The Turkish Foreign Minister, on January 11, 1951, told our Ambassador that the Government’s primary political interest in the matter was that such action as it might take be irrefutably correct and consistent with its obligations under the Montreaux Convention. He added that the British aide-mémoire was definitely, perhaps intentionally, equivocal and that this aspect should be forthrightly cleared up by the British. He indicated, however, that he would submit the matter to the Cabinet at its next meeting. At the same time he stated that if the project were implemented, the Soviets might be expected to charge a violation of the Convention with a view to reopening the question of its revision, so that there was strong reason for Turkey to be sure that it was clearly in the right. The Embassy advanced its own view that if the project were pushed by the United States the Turkish Government might well exploit any resulting Soviet hostility to urge the need for a United States security commitment.3

The American Embassy at Moscow in a telegram of December 22, 1950, expressed the view that the mining would be capitalized on to intensify the current war of nerves against Turkey and doubted that technical justification under the Montreux Convention on the basis of the harmlessness of the mines would be sufficient to counteract the public effect of Soviet protests against their presence. It strongly [Page 1115] opposed implementation of the project unless it is considered a vital defense measure for which there is no feasible alternative.4

It is the Department’s understanding that while the mines would be relatively ineffective with respect to surface targets and would not, therefore, supplant other types of mines which would have to be laid in the event of hostilities, they would aid in the detection of submerged submarines which may endeavor to transit the Straits surreptitiously. However, since other detection systems are or will be installed in the Bosphorus area, the question arises whether the installation of the mines as an additional detection device or for the other purposes which they might serve will contribute sufficiently to United States security to justify the United States urging the Turkish Government to approve the project, despite the possible consequences.

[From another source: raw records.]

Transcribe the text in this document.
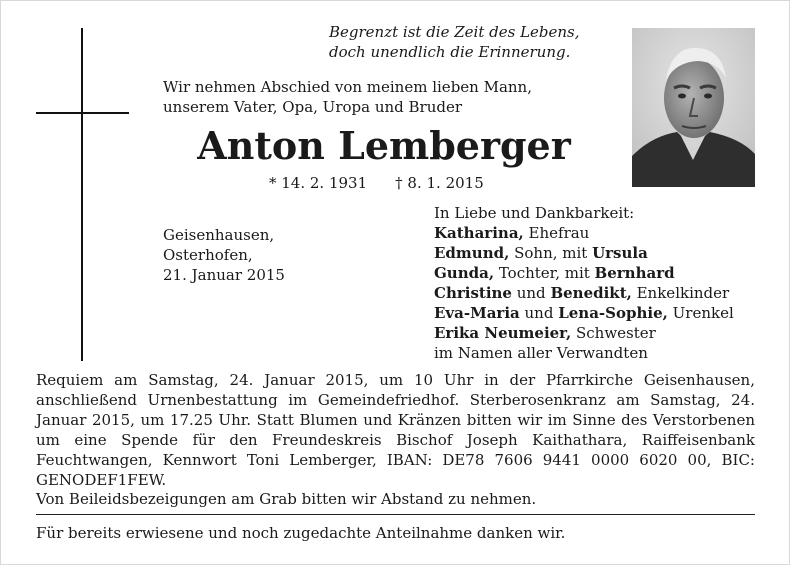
Begrenzt ist die Zeit des Lebens,
doch unendlich die Erinnerung.
Wir nehmen Abschied von meinem lieben Mann,
unserem Vater, Opa, Uropa und Bruder
Anton Lemberger
* 14. 2. 1931 † 8. 1. 2015
Geisenhausen,
Osterhofen,
21. Januar 2015
In Liebe und Dankbarkeit:
Katharina, Ehefrau
Edmund, Sohn, mit Ursula
Gunda, Tochter, mit Bernhard
Christine und Benedikt, Enkelkinder
Eva-Maria und Lena-Sophie, Urenkel
Erika Neumeier, Schwester
im Namen aller Verwandten
Requiem am Samstag, 24. Januar 2015, um 10 Uhr in der Pfarrkirche Geisenhausen, anschließend Urnenbestattung im Gemeindefriedhof. Sterberosenkranz am Samstag, 24. Januar 2015, um 17.25 Uhr. Statt Blumen und Kränzen bitten wir im Sinne des Verstorbenen um eine Spende für den Freundeskreis Bischof Joseph Kaithathara, Raiffeisenbank Feuchtwangen, Kennwort Toni Lemberger, IBAN: DE78 7606 9441 0000 6020 00, BIC: GENODEF1FEW.
Von Beileidsbezeigungen am Grab bitten wir Abstand zu nehmen.
Für bereits erwiesene und noch zugedachte Anteilnahme danken wir.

Although the Turkish Government has not expressed an expectation of receiving a security commitment from the United States before proceeding with implementation of this project, pressure on our part might result in their asking for such a commitment. The minimum request which the Turkish Government is expected to make is that the United States Government actively support the Turkish Government in this project and also that the British give similar support (which the United States may have to take the initiative to obtain).

The Department would therefore appreciate receiving your views as to the importance of this project from the military standpoint, including an indication of the essentiality of the project to United States security.5

Sincerely yours,

H. Freeman Matthews
  1. Drafted by Snyder and Moore, GTI, and cleared with George H. Emery, S/ISA, and Richard H. Davis, EE.
  2. For previous documentation regarding the proposal to mine the Turkish Straits, see Foreign Relations, 1950, vol. v, pp. 1224 ff.
  3. Presumably the reference is to telegram 422, January 12, 1951, from Ankara, which is printed in Foreign Relations, 1950, vol. v, p. 1353.
  4. Presumably the reference is to telegram 1227, December 22, 1950, from Moscow, which is printed in Foreign Relations, 1950, vol. iv, p. 1281.
  5. General Burns acknowledged receipt of this letter on February 6 and informed Matthews that the Department of Defense was studying the question of controlled mining of the Turkish Straits (782.5/2–651).